On Thursday, Brazil's Minister of Finance, Dario Durigan, announced new advertising regulations for betting companies, which are set to be published on Friday. In a move first revealed in late June, these regulations aim to reshape how betting advertisements convey their messages.
Among the new provisions is a requirement that all betting ads feature warnings from the Ministry of Finance, akin to those seen on tobacco and alcohol marketing. These warnings will inform the public that:
– Betting makes you lose money.
– Betting can cause addiction.
– Betting is not an investment.
Additionally, a separate ordinance created in partnership with the Ministry of Justice will focus on combating illegal betting operators. Durigan stressed that media outlets are barred from promoting any company that lacks approval to operate within the market.
"We are imposing restrictions on betting advertisements in the country," Durigan stated. "I don't need to state – as it goes without saying – that we have zero tolerance for illegal operators. Therefore, illegal betting operations are not authorised in any way, and neither advertisers nor media outlets are permitted to run any advertising involving a company not authorised to operate in the market."
The new rules stipulate that betting companies cannot imply urgency, present betting as a viable investment, showcase winnings as incentives, or mislead consumers in any manner.
Moreover, these regulations will also restrict commentators and experts from making potentially misleading statements aimed at bettors.
"[It is not permissible to mix] commentary from an expert or specialist – someone knowledgeable about a specific game or subject – with statements claiming that a particular bet is the best choice or that a specific path should be taken, thereby inducing the consumer to adopt a certain practice under the guise of technical backing. That must not be done," Durigan emphasized.
Additionally, he noted that commentators and announcers will be prohibited from using their platform to advocate for betting.
"No displaying winnings as bait," he remarked. "No selling betting as a way to make easy money, or as an investment or financial solution for families."
Penalties for violating these new advertising regulations will be significant. Durigan indicated that non-compliance could result in fines of up to 20% of the betting operator's revenue and a suspension of activity for up to 180 days. In cases of serious repeat offenses, the authority to operate within the online betting market might even be revoked.
The National Consumer Secretary, Ricardo Morishita, mentioned that a maximum fine of approximately BRL14 million ($2.7 million) could be imposed on those engaging in unlawful advertising for betting.
The government has also stated that companies could face penalties if associated influencers violate the new advertising guidelines, potentially leading to the removal of offending content.

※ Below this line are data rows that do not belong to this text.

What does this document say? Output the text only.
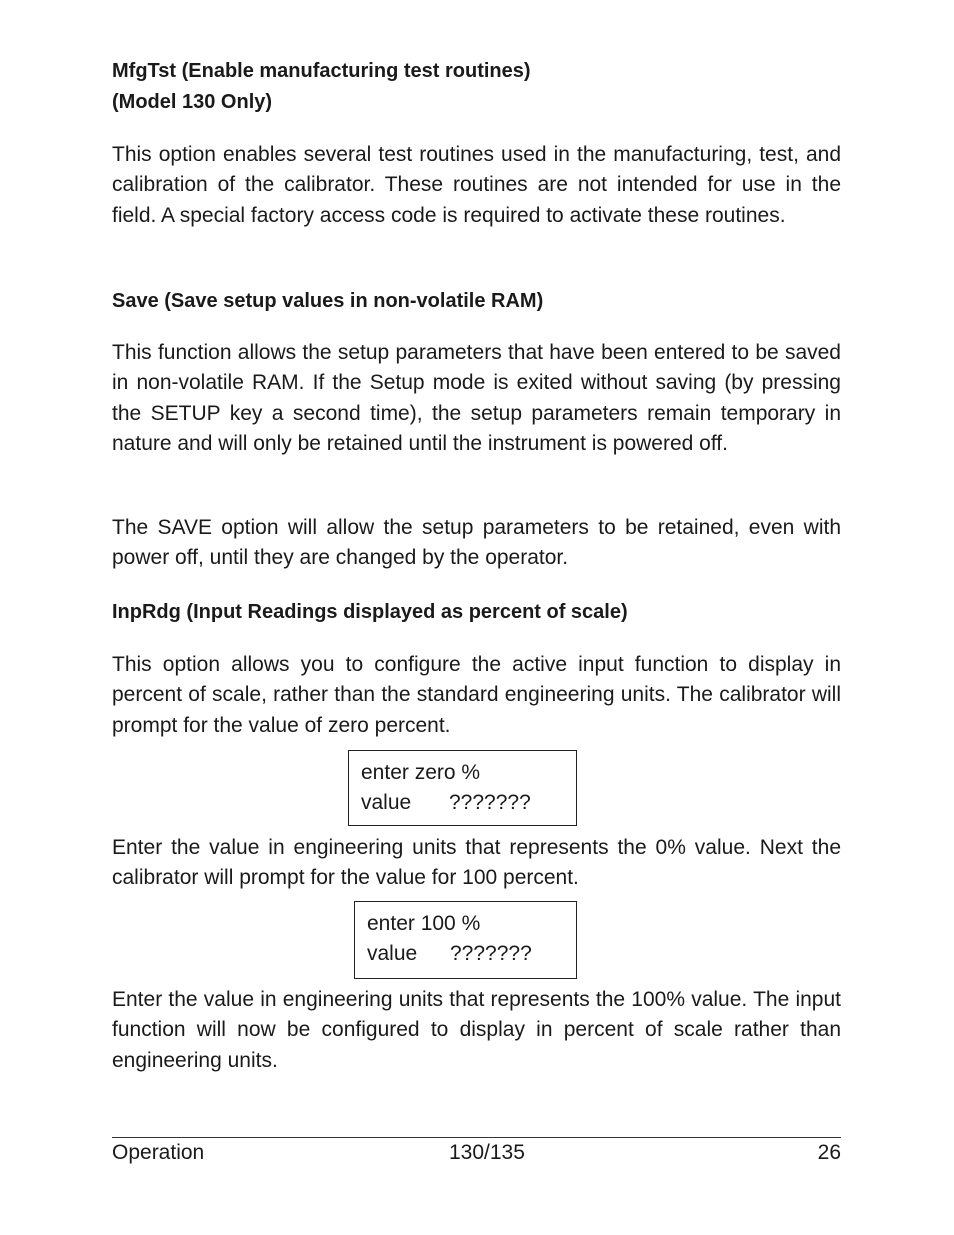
MfgTst (Enable manufacturing test routines)

(Model 130 Only)

This option enables several test routines used in the manufacturing, test, and calibration of the calibrator. These routines are not intended for use in the field. A special factory access code is required to activate these routines.

Save (Save setup values in non-volatile RAM)

This function allows the setup parameters that have been entered to be saved in non-volatile RAM. If the Setup mode is exited without saving (by pressing the SETUP key a second time), the setup parameters remain temporary in nature and will only be retained until the instrument is powered off.

The SAVE option will allow the setup parameters to be retained, even with power off, until they are changed by the operator.

InpRdg (Input Readings displayed as percent of scale)

This option allows you to configure the active input function to display in percent of scale, rather than the standard engineering units. The calibrator will prompt for the value of zero percent.

enter zero %
value	???????

Enter the value in engineering units that represents the 0% value. Next the calibrator will prompt for the value for 100 percent.

enter 100 %
value	???????

Enter the value in engineering units that represents the 100% value. The input function will now be configured to display in percent of scale rather than engineering units.

Operation	130/135	26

In a related update, Durigan revealed that the government has already taken down 56,000 betting sites and nearly 1,000 influencer profiles in an effort to curb illegal operations. Furthermore, the self-exclusion of almost a million bettors has been initiated to comply with statutory prohibitions.
"There is a ban preventing beneficiaries of government programmes from accessing these sites – a Supreme Court ruling," Durigan explained. "This also applies to people participating in Desenrola [a debt renegotiation programme launched by the Lula administration]."
The Minister noted that authorised betting companies have been cooperating with the government by reporting illegal operators.
Durigan outlined the timeline for betting authorisations in Brazil:
– 2018: Authorisation to operate, but without established rules.
– 2023: Congress establishes general rules.
– 2024: Ministry of Finance to establish the Secretariat of Prizes and Bets to oversee the sector.
– 2025: Government begins collecting licensing fees and enforcing rules.